桂南光を見る
南光の「壷算」を見る。
桂南光は知っての通り枝雀の一番弟子で、彼ら二人のエピソードは多いし、枝雀の影響の最も強い一人といっていいかもしれない。
二代目枝雀は1999年3月に自殺を図り、意識が回復する事なく4月19日に心不全のため死去する。
59歳没。
惜しい人だが、いたし方あるまい。
うつ病もまた彼の身の内のことで、この場合の自死は致し方ないというしかない。
しかし、鬱病は辛いな。
枝雀は超のつくほど真面目な人間で、その芸もまたその外面からはすぐさまわからぬが、超の着くほど真面目なものであった。
したがって、一見真似できそうなあの芸の継承者は、いまだ現れないし、今後も難しいだろう。

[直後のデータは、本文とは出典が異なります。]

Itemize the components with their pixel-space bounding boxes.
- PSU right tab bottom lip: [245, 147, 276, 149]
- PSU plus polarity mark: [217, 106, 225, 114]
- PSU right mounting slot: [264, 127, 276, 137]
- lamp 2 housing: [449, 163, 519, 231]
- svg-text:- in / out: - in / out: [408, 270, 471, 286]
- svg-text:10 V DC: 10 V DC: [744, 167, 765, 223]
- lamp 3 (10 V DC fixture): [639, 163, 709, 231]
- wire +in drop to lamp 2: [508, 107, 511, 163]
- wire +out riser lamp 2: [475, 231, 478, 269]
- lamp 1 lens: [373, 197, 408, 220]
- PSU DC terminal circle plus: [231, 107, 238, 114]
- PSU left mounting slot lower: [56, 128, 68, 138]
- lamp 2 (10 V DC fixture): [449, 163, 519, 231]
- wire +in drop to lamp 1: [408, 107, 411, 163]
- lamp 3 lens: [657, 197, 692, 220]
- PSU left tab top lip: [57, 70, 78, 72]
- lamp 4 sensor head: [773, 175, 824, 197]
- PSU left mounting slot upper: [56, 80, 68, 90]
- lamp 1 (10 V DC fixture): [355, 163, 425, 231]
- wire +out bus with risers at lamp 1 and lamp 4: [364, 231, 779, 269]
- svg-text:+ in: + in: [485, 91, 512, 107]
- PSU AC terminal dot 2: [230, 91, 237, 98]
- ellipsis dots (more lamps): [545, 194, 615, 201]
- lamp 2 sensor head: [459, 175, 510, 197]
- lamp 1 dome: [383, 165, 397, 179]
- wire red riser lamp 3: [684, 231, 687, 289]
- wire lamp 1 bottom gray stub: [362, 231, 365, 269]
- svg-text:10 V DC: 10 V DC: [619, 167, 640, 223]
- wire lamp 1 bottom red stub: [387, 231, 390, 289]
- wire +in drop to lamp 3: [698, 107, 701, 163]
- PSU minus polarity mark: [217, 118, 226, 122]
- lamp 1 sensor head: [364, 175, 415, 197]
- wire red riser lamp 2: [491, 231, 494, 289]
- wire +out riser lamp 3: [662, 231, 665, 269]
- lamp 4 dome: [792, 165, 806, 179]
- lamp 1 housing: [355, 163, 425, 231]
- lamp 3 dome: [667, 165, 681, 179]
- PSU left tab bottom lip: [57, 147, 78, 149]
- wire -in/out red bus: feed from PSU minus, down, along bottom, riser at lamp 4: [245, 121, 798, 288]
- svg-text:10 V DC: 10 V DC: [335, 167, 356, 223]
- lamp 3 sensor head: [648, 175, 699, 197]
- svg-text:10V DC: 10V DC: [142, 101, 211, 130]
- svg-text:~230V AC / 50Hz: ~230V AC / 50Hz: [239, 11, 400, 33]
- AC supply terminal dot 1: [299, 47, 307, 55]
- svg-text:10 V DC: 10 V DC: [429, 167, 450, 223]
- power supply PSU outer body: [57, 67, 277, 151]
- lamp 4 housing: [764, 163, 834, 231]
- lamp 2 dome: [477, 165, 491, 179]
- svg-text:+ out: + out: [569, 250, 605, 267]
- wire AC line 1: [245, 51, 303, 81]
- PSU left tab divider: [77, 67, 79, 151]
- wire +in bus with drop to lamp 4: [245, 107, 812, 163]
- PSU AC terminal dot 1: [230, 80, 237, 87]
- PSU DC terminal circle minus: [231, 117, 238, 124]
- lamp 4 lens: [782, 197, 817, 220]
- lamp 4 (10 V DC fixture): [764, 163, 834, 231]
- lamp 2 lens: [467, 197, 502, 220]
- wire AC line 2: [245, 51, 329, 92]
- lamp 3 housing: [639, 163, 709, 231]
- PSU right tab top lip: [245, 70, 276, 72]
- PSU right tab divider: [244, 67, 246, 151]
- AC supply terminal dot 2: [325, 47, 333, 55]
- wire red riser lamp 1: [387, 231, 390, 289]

あの芸は稽古の賜物で、いい加減なところで出来上がったものではない。
その点が白鳥とは違う。
白鳥は感性だ。(今後に期待したい)
さて、南光はそのもっとも二番煎じになってしまいそうな場所にいながら、その場所をかいくぐり、いまや、彼の芸を打ちたてようとしている。
その芸が、枝雀のそれとどう違うかの話はよかろう。
問題は、南光が南光の芸に気づきはじめたというところにある。
南光が彼のあの芸の船に乗ってどこまで行きつけるかは知らないが、自分の乗る船ができた南光は幸せものだ。
枝雀はいくら立派な船をこさえても、「この船では、この船では…」と悩んでいたことだろう。
切ない自分を持ったものだ。
人が生きるのに意味はないが、ある遊び道具を持つことにより愉快に生きることは出来る。
そして、その遊び道具に翻弄されて死んでいくこともある。
南光はどうやら遊び道具とともにゆっくりと川面を滑り出したようである。
彼の人生が幸せであることを枝雀とともに願いたい。